De minha infância e adolescência, lembro-me de "Prenda Minha", do Conjunto Farroupilha e
de Teixeirinha, com seu estilo
marcado e trágico.
No entanto, os elementos da
música gaúcha pouco ficam a dever a outras regiões do país, inclusive algumas de evolução musical recente, como Mato Grosso.
Há vários tipos de música e dança, a influência marcante do
Mercosul, com seu estilo característico de violão, de acordeão e
da gaita. Há várias espécies de
dança que, estilizadas, teriam tudo para conquistar a moçada.
Além disso, a música da região
tem seu grande nome, o músico
maior que representa para o Estado o que Almir Sater representa para o Pantanal. Trata-se de
Ronaldo Borghetti, o Borghettinho, que ouço no CD da estupenda coleção "A Música Brasileira
Deste Século", que meu amigo
Pelão e o Danilo do Sesc produziram, em cima dos programas do
Fernando Faro.
Nascido em Porto Alegre, de
pai italiano e mãe alemã, Borghettinho é da mesma linha evolutiva de Piazzolla e seu bandoneon. Tem ligação umbilical com
os ritmos de sua terra e um impulso criativo que o leva a percorrer todas as experiências musicais, sem jamais perder o sotaque
-algo que ocorre também com o
violonista Yamandú Costa.
No CD aparece um músico diferenciado, tanto no estilo de tocar
quanto no nível de informação e
na capacidade de verbalização.
Surgiu na música profissional
muito cedo, aos 16 anos. Depois,
foi descoberto nacionalmente em
um Free Jazz, em 1988. De lá para
cá, desfilou por todos os palcos,
compartilhando a música de
Hermeto Pascoal ao rock nacional, das danças típicas gaúchas à
milonga argentina, em turnês pelo Brasil e Europa.

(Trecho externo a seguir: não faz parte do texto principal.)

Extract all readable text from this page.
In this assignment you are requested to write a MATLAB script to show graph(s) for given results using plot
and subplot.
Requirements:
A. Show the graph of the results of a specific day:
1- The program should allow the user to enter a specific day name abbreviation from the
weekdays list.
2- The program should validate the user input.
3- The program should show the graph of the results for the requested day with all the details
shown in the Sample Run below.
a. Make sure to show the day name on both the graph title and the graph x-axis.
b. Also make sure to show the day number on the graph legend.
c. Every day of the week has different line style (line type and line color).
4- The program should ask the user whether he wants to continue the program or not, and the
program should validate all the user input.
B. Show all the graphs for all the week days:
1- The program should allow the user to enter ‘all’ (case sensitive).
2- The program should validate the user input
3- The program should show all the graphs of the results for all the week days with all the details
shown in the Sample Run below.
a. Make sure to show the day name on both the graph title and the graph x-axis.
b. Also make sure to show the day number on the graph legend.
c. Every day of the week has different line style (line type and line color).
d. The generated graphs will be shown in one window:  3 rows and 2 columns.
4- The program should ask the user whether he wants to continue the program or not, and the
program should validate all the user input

A música gaúcha não é apenas
Borghettinho. A vitalidade da
dança, do chicote, estaria apta a
conquistar a geração saúde das
academias. O que falta, então?
De um lado, falta uma temática mais universal. Anos atrás,
passei um Réveillon em Canelas.
A TV local desfilava música gaúcha por toda a tarde. A temática
era monocórdica, do ranchinho,
do cavalo e da tragédia. Não se
universalizou, provavelmente
devido à falta de um grande letrista, que representasse para o
Sul o que Vinicius, Paulo César
Pinheiro e Aldir representaram
para o Rio, Alceu Valença para
Pernambuco e Caetano e Gil para a Bahia.
Depois, falta o sentido de marketing. Tivessem os gaúchos a noção de marketing dos baianos e a
música do Estado teria penetração nacional, conquistando amplamente essa geração saúde
com seu sapateado viril, ibérico, e
o uso do chicote.
De qualquer modo, ouvindo
Borghettinho se percebe a riqueza instrumental brasileira. Tome-se o caso do acordeão (ou
gaita). Que país do mundo contaria, em sua música, com escolas
musicais tão diferenciadas quanto a música nordestina de Luiz
Gonzaga e Dominguinhos, a sanfona do Centro-Oeste de Mário
Zan, o som de choro e jazz de
Chiquinho do Acordeon e Orlando Silveira e seus seguidores Robertinho, Bombarda e Toninho
Ferragutti e a gaita de Borghettinho?